Personal Description

No doubt referencing the passages in Uncle Tom’s Cabin where Topsy playfully drapes herself in assorted linens and towels, this image subliminally turns this woman and her dress into a metaphoric bed, in which the slumbering child curls up. Performed in blackface by the white actress “Mrs. Keeley”, this Topsy is maternal rather than impish, and would not have been out of place in a Victorian-era colonial setting such as India, South Africa, or Jamaica.

Reality Check

MarySeacole1

Mary Seacole (1805-1881)

Mary Seacole was born Mary Jane Grant in Kingston, Jamaica. Her father was a Scottish soldier, and her Jamaican mother was a practitioner of traditional medicine and had a boarding house where she cared for the sick. Mary learned about medicine from her mother, soon gaining her own reputation as a “skilful nurse and doctress”.

In 1836 Mary married Edwin Horatio Hamilton Seacole, godson of the British naval hero, Lord Nelson, but after only eight years the marriage was cut short by his early death.  Mary travelled widely – there were two trips to Britain and, in 1851, she joined her brother Edward in Panama, where she opened a hotel. Soon she had saved her first cholera patient, and gained extensive knowledge of the pathology of this disease, which she herself had contracted and recovered from. She was widely praised for her work in treating cholera, and returned to Jamaica in 1853.
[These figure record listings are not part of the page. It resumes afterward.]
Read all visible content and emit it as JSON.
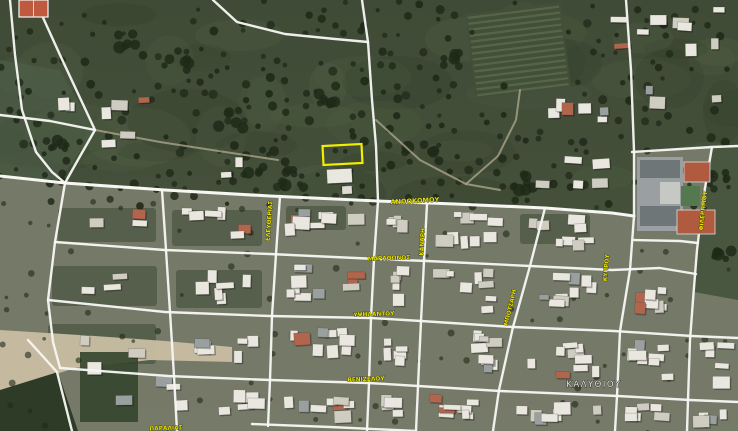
{
  "app": {
    "view_type": "satellite-map",
    "accent_color": "#f2ee00",
    "road_color": "#f6f6f2",
    "label_color": "#e8e000"
  },
  "map": {
    "place_label": {
      "text": "ΚΑΛΥΘΙΟΥ",
      "x": 594,
      "y": 387,
      "size": 8.5,
      "color": "#e4e4df"
    },
    "street_labels": [
      {
        "text": "ΑΝΘΟΚΟΜΟΥ",
        "x": 415,
        "y": 203,
        "rot": -3,
        "size": 6.5
      },
      {
        "text": "ΕΛΕΥΘΕΡΙΑΣ",
        "x": 271,
        "y": 221,
        "rot": -86,
        "size": 5.8
      },
      {
        "text": "ΜΑΡΑΘΩΝΟΣ",
        "x": 389,
        "y": 260,
        "rot": -2,
        "size": 5.8
      },
      {
        "text": "ΥΨΗΛΑΝΤΟΥ",
        "x": 374,
        "y": 316,
        "rot": -2,
        "size": 5.8
      },
      {
        "text": "ΒΕΝΙΖΕΛΟΥ",
        "x": 366,
        "y": 381,
        "rot": -2,
        "size": 5.8
      },
      {
        "text": "ΚΑΝΑΡΗ",
        "x": 424,
        "y": 242,
        "rot": -87,
        "size": 5.8
      },
      {
        "text": "ΜΠΟΤΣΑΡΗ",
        "x": 512,
        "y": 308,
        "rot": -76,
        "size": 5.8
      },
      {
        "text": "ΚΥΠΡΟΥ",
        "x": 608,
        "y": 268,
        "rot": -85,
        "size": 5.8
      },
      {
        "text": "ΦΙΛΕΡΗΜΟΥ",
        "x": 705,
        "y": 211,
        "rot": -84,
        "size": 5.8
      },
      {
        "text": "ΠΑΡΑΛΙΑΣ",
        "x": 166,
        "y": 430,
        "rot": -2,
        "size": 5.8
      }
    ],
    "highlight_parcel": {
      "x": 323,
      "y": 145,
      "w": 39,
      "h": 19,
      "rot": -3,
      "color": "#f2ee00",
      "stroke_width": 2.2
    },
    "roads": {
      "main": [
        [
          [
            0,
            176
          ],
          [
            65,
            183
          ],
          [
            165,
            190
          ],
          [
            270,
            196
          ],
          [
            378,
            201
          ],
          [
            455,
            204
          ],
          [
            545,
            208
          ],
          [
            612,
            213
          ],
          [
            634,
            216
          ]
        ]
      ],
      "secondary": [
        [
          [
            55,
            242
          ],
          [
            165,
            250
          ],
          [
            270,
            254
          ],
          [
            377,
            259
          ],
          [
            427,
            261
          ],
          [
            530,
            266
          ],
          [
            612,
            270
          ],
          [
            660,
            268
          ],
          [
            696,
            274
          ]
        ],
        [
          [
            48,
            300
          ],
          [
            165,
            312
          ],
          [
            270,
            316
          ],
          [
            371,
            318
          ],
          [
            421,
            321
          ],
          [
            513,
            327
          ],
          [
            614,
            331
          ],
          [
            692,
            336
          ],
          [
            738,
            338
          ]
        ],
        [
          [
            60,
            368
          ],
          [
            168,
            376
          ],
          [
            270,
            380
          ],
          [
            369,
            383
          ],
          [
            418,
            386
          ],
          [
            500,
            391
          ],
          [
            618,
            396
          ],
          [
            690,
            400
          ],
          [
            738,
            402
          ]
        ],
        [
          [
            252,
            424
          ],
          [
            330,
            427
          ],
          [
            416,
            431
          ]
        ],
        [
          [
            162,
            190
          ],
          [
            166,
            250
          ],
          [
            170,
            312
          ],
          [
            174,
            376
          ],
          [
            177,
            431
          ]
        ],
        [
          [
            280,
            196
          ],
          [
            276,
            254
          ],
          [
            272,
            316
          ],
          [
            270,
            380
          ],
          [
            268,
            426
          ]
        ],
        [
          [
            362,
            0
          ],
          [
            368,
            42
          ],
          [
            372,
            100
          ],
          [
            376,
            146
          ],
          [
            378,
            201
          ],
          [
            374,
            259
          ],
          [
            371,
            318
          ],
          [
            369,
            383
          ],
          [
            367,
            431
          ]
        ],
        [
          [
            213,
            0
          ],
          [
            237,
            22
          ],
          [
            285,
            34
          ],
          [
            335,
            39
          ],
          [
            368,
            42
          ]
        ],
        [
          [
            427,
            204
          ],
          [
            424,
            261
          ],
          [
            421,
            321
          ],
          [
            418,
            386
          ],
          [
            416,
            431
          ]
        ],
        [
          [
            545,
            208
          ],
          [
            530,
            266
          ],
          [
            513,
            327
          ],
          [
            499,
            390
          ],
          [
            493,
            431
          ]
        ],
        [
          [
            626,
            0
          ],
          [
            631,
            70
          ],
          [
            634,
            151
          ],
          [
            634,
            216
          ],
          [
            630,
            270
          ],
          [
            620,
            331
          ],
          [
            617,
            396
          ],
          [
            615,
            431
          ]
        ],
        [
          [
            632,
            152
          ],
          [
            712,
            147
          ],
          [
            738,
            146
          ]
        ],
        [
          [
            712,
            147
          ],
          [
            703,
            200
          ],
          [
            697,
            250
          ],
          [
            693,
            300
          ],
          [
            690,
            340
          ],
          [
            688,
            400
          ],
          [
            687,
            431
          ]
        ],
        [
          [
            634,
            240
          ],
          [
            680,
            241
          ],
          [
            698,
            243
          ]
        ],
        [
          [
            10,
            0
          ],
          [
            15,
            55
          ],
          [
            22,
            110
          ],
          [
            36,
            152
          ],
          [
            52,
            172
          ],
          [
            65,
            183
          ]
        ],
        [
          [
            35,
            0
          ],
          [
            60,
            55
          ],
          [
            95,
            130
          ],
          [
            79,
            158
          ],
          [
            65,
            183
          ]
        ],
        [
          [
            0,
            115
          ],
          [
            50,
            121
          ],
          [
            95,
            130
          ]
        ],
        [
          [
            65,
            183
          ],
          [
            55,
            242
          ],
          [
            48,
            300
          ],
          [
            53,
            342
          ],
          [
            60,
            368
          ]
        ],
        [
          [
            28,
            340
          ],
          [
            57,
            372
          ],
          [
            72,
            431
          ]
        ]
      ],
      "dirt_paths": [
        [
          [
            376,
            120
          ],
          [
            420,
            160
          ],
          [
            466,
            184
          ],
          [
            500,
            190
          ]
        ],
        [
          [
            466,
            184
          ],
          [
            498,
            156
          ],
          [
            516,
            120
          ],
          [
            520,
            90
          ]
        ],
        [
          [
            95,
            130
          ],
          [
            160,
            142
          ],
          [
            225,
            152
          ],
          [
            278,
            160
          ]
        ]
      ]
    },
    "features": {
      "school_complex": {
        "x": 637,
        "y": 157,
        "roof_color": "#9aa0a2",
        "court_red": "#b05a40",
        "court_green": "#55794f"
      },
      "sports_court_topleft": {
        "x": 19,
        "y": 0,
        "w": 29,
        "h": 17,
        "color": "#bf5a3e"
      }
    }
  }
}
She then traveled again to London, where she heard about the Crimean war and how the nursing system there had collapsed. She made applications to the War Office, the army medical department, and the secretary of war to be allowed to go to the Crimea and tend to the sick and wounded. She pointed out that she had extensive experience, excellent references and knew many of the soldiers and regiments, having nursed them while they were stationed in Jamaica.  But she was turned away by everybody, including one of Florence Nightingale’s assistants.

Seacole and a relative of hers agreed to launch a general store and hotel near the British camp in the Crimea. So, at the age of 50, Mary went to the battle zone as a sutler: a person who follows the army and sells provisions to the troops. The moment she arrived there were sick and wounded to attend to. Soon the entire British army knew of “Mother Seacole.” The assistant surgeon of the 90th Light Infantry watched with admiration as she would administer to the soldiers, giving them tea and food and words of comfort. She was often on the front line and frequently under fire. Mary Seacole’s reputation after the Crimean War rivaled that of Florence Nightingale’s.

The end of the war left Seacole impoverished and, soon thereafter, she went bankrupt. Lord Rokeby and Lord Paget, both Crimean commanders, organized a benefit at the Royal Surrey Gardens to raise money for Mary. In 1857, Mary published her autobiography, The Wonderful Adventures of Mrs. Seacole in many lands. She was awarded a Crimean medal, and a bust was made of her by Prince Victor of Hohenlohe-Langenburg, sculptor and nephew of Queen Victoria. The last 25 years of her life, however, were spent in obscurity.